While you might feel confused when you have no idea about dealing with cell communication analysis, it is because you do not possess a specific cellchat database of your own organism. Normally, this can only be done in humans or mice, or by matching homologous genes in your species. Now we provide a method that utilizes STRINGdb to predict interactions of your specific species as long as it has a reference genome. Alternatively, if you input a DGE list, we could assist you in predicting interactions and determining the reasons behind differential gene expression!

Installation

devtools::install_github("HallDaveNineteenNintysix/tocelldb")

Usage

Get a nodes file from STRINGdb

If you have a list of genes that you interested in, such as a DGE list, you can use 'get_nodes' function to get predicted interactions from STRINGdb.

# Do not run
get_nodes(identifiers, # A character vector of genes, such as c("CDC42","CDK1",
                       # "KIF23","PLK1","RAC2","RACGAP1","RHOA","RHOB").
  species = 9606, # NCBI taxon identifiers (e.g. Human is 9606, see: STRING organisms at
                  # https://string-db.org/cgi/input.pl?input_page_active_form=organisms/).
  required_score = 400, # threshold of significance to include a interaction,
                        # a number between 0 and 1000 (default depends on the network).
  partners=FALSE, # Whether provides the interactions between your set of proteins and all the other STRING proteins.
  limit=10, #  10 by default while partners set to TRUE. the number of interaction partners retrieved per protein (most confident interactions come first)
  network_type = "functional", # network type: functional (default), physical.
  show_query_node_labels = 0, # when available use submitted names in the preferredName
                              # column when (0 or 1) (default:0)
  add_nodes = 10, # adds a number of proteins with to the network based on their confidence score,
                  # larger number will return more interactions.
  caller_identity = "Anonymous" # your identifier for STRINGdb.
  )

Let's have a try with Rhinolophus ferrumequinum (greater horseshoe bat).

library(tocelldb)
rfq_nodes <- get_nodes(c("PPAT","GPR143","GAD1","ALDH5A1","GOT2","NAT8L","ASPA","FOLH1"), 
  species = 59479,
  required_score = 400,
  network_type = "functional",
  show_query_node_labels = 0,
  add_nodes = 10,
  caller_identity = "Dave"
)

Then, we use 'rfq_nodes' as input with make to build a cellchatdb which can be used in CellChat analysis.

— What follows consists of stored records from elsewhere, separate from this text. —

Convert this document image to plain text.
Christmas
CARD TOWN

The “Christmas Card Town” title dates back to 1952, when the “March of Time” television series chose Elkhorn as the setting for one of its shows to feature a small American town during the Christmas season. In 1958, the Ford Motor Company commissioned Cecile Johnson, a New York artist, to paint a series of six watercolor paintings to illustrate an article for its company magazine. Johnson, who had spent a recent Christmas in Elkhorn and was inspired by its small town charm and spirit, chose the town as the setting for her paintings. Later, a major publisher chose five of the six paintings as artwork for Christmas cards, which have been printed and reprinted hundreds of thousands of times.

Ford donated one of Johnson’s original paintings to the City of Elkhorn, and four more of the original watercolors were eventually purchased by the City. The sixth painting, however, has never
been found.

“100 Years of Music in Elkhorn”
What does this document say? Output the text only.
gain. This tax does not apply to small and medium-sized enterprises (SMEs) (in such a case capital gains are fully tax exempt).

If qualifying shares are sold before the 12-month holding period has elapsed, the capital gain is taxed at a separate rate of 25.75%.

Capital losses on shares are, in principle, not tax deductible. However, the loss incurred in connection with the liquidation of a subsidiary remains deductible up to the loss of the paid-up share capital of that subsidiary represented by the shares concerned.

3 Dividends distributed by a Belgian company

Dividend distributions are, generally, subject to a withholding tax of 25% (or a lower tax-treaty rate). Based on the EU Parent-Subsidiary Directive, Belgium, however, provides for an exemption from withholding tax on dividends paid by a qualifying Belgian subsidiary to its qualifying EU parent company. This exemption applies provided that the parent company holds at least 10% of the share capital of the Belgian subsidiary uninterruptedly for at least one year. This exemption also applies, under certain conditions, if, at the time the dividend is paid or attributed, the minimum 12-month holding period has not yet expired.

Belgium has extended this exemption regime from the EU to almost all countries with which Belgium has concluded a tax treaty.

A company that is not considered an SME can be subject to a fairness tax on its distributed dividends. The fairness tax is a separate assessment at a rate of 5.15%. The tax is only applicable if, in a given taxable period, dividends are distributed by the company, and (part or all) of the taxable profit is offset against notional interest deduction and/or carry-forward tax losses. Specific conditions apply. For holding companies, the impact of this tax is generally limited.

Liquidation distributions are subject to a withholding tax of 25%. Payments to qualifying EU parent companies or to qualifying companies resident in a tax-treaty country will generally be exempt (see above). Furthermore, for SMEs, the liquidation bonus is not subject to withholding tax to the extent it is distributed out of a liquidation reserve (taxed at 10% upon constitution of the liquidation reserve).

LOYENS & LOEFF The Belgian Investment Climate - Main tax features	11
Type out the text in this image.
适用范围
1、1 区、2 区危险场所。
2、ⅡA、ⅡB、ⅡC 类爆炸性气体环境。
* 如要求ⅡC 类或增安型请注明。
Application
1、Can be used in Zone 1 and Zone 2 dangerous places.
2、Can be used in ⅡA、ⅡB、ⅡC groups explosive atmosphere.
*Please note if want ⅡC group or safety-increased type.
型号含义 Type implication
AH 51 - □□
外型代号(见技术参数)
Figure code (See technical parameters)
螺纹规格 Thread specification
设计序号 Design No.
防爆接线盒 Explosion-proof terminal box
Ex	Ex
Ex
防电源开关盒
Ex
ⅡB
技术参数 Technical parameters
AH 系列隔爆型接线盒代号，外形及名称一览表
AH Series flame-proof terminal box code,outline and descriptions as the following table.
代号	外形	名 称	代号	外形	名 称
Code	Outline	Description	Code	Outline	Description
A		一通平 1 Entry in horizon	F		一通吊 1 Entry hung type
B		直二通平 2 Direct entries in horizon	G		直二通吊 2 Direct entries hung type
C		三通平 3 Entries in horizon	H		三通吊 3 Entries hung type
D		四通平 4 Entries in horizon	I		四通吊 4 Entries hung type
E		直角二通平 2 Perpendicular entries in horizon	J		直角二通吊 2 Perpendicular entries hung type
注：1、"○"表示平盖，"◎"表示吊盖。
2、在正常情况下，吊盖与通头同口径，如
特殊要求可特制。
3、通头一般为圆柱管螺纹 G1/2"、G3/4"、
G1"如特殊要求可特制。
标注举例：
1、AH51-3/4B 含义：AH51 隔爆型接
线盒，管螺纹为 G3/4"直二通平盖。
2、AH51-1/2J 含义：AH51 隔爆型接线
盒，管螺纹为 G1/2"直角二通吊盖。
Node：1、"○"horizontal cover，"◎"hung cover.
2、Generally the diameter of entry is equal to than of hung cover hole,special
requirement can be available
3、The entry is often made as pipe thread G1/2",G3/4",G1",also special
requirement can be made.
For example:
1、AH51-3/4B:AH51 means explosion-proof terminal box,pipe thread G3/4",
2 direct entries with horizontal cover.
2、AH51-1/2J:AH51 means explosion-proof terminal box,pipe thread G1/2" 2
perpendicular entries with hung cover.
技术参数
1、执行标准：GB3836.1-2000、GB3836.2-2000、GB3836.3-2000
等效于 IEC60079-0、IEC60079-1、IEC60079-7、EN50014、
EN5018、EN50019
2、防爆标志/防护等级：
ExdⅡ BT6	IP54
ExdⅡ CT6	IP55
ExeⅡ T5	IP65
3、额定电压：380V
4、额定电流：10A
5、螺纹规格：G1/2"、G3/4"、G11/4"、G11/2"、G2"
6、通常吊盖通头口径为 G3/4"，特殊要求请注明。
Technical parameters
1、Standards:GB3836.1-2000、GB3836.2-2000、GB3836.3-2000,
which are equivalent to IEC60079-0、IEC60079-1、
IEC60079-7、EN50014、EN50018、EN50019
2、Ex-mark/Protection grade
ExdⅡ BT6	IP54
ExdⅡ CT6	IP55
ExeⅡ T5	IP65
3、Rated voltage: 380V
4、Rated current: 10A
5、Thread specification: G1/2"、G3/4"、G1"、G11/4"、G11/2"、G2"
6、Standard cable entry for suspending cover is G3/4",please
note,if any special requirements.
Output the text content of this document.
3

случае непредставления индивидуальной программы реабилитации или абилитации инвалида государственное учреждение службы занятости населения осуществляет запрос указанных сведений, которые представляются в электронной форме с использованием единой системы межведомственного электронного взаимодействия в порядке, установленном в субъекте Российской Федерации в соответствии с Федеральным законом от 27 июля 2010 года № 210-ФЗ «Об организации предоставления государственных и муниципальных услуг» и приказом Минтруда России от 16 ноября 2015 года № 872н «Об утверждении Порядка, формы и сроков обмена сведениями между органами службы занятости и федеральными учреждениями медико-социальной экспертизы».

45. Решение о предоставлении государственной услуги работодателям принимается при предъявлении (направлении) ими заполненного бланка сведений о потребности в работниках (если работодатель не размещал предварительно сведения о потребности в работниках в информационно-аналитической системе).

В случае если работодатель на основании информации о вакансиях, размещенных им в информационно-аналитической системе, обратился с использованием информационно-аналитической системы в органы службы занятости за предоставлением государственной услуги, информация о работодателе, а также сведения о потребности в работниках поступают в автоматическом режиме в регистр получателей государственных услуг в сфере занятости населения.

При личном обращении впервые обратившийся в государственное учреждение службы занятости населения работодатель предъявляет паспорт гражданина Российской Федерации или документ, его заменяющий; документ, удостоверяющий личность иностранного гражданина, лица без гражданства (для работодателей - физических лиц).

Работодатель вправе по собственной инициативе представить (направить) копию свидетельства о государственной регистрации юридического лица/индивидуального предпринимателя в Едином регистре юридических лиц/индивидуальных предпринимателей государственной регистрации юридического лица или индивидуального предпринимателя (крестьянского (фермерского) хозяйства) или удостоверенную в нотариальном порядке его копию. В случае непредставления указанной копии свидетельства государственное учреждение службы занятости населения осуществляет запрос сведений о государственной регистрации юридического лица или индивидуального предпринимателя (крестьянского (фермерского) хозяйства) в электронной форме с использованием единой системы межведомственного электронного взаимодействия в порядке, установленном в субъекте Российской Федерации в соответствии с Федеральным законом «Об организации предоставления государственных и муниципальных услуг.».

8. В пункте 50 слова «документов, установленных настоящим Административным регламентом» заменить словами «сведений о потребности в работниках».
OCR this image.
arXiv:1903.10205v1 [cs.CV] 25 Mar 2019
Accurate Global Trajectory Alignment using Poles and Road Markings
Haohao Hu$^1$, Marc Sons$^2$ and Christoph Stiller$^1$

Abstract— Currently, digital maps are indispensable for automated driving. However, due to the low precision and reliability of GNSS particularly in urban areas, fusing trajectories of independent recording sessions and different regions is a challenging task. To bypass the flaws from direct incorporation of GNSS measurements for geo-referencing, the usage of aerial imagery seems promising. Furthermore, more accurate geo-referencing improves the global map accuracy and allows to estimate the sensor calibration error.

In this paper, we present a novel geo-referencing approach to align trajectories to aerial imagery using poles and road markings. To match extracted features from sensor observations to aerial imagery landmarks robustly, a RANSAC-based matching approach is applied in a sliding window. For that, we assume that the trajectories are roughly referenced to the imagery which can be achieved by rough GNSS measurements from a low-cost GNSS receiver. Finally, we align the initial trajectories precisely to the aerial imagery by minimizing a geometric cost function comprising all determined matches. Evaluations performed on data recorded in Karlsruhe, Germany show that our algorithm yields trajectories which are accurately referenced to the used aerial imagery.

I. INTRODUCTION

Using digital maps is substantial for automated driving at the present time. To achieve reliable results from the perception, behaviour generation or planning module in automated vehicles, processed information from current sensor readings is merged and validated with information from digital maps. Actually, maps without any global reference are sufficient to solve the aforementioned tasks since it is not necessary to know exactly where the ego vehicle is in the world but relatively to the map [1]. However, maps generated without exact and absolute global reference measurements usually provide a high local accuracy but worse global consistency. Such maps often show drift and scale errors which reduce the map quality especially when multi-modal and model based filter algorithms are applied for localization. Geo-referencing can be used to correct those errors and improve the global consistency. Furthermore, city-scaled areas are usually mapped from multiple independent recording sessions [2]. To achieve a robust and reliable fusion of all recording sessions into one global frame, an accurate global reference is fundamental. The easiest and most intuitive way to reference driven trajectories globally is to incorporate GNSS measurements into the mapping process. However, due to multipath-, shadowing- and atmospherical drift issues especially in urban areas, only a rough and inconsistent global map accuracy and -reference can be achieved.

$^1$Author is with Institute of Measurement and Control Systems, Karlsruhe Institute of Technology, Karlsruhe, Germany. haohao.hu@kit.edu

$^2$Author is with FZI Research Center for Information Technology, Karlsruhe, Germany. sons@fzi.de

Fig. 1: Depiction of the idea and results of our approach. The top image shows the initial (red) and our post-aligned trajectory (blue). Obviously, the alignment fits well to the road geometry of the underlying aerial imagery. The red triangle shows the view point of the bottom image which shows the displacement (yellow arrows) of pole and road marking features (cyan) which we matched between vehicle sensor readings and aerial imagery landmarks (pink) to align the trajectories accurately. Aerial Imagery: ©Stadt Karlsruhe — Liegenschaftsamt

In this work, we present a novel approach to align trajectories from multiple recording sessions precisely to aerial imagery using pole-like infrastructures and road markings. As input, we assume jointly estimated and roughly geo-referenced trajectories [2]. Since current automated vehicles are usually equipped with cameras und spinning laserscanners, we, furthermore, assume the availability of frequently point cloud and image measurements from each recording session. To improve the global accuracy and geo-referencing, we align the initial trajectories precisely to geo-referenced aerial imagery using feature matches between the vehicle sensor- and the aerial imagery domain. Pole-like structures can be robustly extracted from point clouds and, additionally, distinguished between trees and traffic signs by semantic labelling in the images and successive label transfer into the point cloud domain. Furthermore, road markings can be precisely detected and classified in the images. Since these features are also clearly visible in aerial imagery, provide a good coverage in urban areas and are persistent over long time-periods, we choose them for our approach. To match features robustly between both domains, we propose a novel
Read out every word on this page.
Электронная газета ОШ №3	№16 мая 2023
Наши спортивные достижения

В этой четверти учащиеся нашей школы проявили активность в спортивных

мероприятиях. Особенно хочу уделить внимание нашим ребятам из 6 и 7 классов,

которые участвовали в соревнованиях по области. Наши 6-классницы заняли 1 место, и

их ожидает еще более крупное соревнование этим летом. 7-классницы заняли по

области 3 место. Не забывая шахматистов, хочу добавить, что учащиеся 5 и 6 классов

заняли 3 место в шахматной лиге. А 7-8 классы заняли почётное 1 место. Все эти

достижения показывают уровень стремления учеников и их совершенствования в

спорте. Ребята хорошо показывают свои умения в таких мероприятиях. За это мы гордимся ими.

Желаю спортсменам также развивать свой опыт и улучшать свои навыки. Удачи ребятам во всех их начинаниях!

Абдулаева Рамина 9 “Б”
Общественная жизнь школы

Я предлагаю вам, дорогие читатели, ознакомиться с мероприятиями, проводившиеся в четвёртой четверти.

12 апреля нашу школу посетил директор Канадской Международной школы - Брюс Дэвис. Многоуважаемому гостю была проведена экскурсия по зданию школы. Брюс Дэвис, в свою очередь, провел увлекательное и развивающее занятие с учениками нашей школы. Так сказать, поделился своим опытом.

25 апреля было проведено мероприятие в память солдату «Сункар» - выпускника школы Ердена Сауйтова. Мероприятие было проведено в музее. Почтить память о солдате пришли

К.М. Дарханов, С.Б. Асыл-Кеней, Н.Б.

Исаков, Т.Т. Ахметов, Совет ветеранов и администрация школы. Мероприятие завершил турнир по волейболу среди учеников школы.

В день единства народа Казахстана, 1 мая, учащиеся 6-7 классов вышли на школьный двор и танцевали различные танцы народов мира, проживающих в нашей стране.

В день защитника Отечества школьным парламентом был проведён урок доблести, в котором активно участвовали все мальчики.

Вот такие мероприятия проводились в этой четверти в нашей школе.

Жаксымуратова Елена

# Usage of make_customdb()
# Do not run!
make_customdb(interaction_nodes, # nodes file generated from get_nodes().
      gene_info = NULL, # gene & protein infomations generated from down_gtf() if you need to transform protein_id to gene.
    enrich = NULL, # A given pathway type, such as "KEGG:rfq00250", or "GO", as you wish, but better follow the CellChat db format.
    annotation = NULL # A given interaction type, one of "Secreted Signaling", "ECM-Recptor", "Cell-Cell Contact", "Non-protein Signaling".)
# Start here
rfq_cellchatdb <- make_customdb(rfq_nodes, enrich = "KEGG:rfq00250", annotation = "Secreted Signaling")

Make a customized cellchatdb

We can download 'Protein(FASTA)' and 'Annotation features(GTF)' from NCBI. Then upload 'Protein(FASTA)' file, normally names 'protein.faa' to STRINGdb to add new organisms. After processing, we can search for our interested protein or pathways, then export .tsv files (...as short tabular text output) for input of make_customdb() from a STRINGdb network, and 'genomic.gtf' as gene_info parameter.

# Usage of make_customdb()
rfq_cellchatdb <- make_customdb("nodes.tsv", gene_info = 'genomic.gtf',enrich = NULL, annotation = NULL)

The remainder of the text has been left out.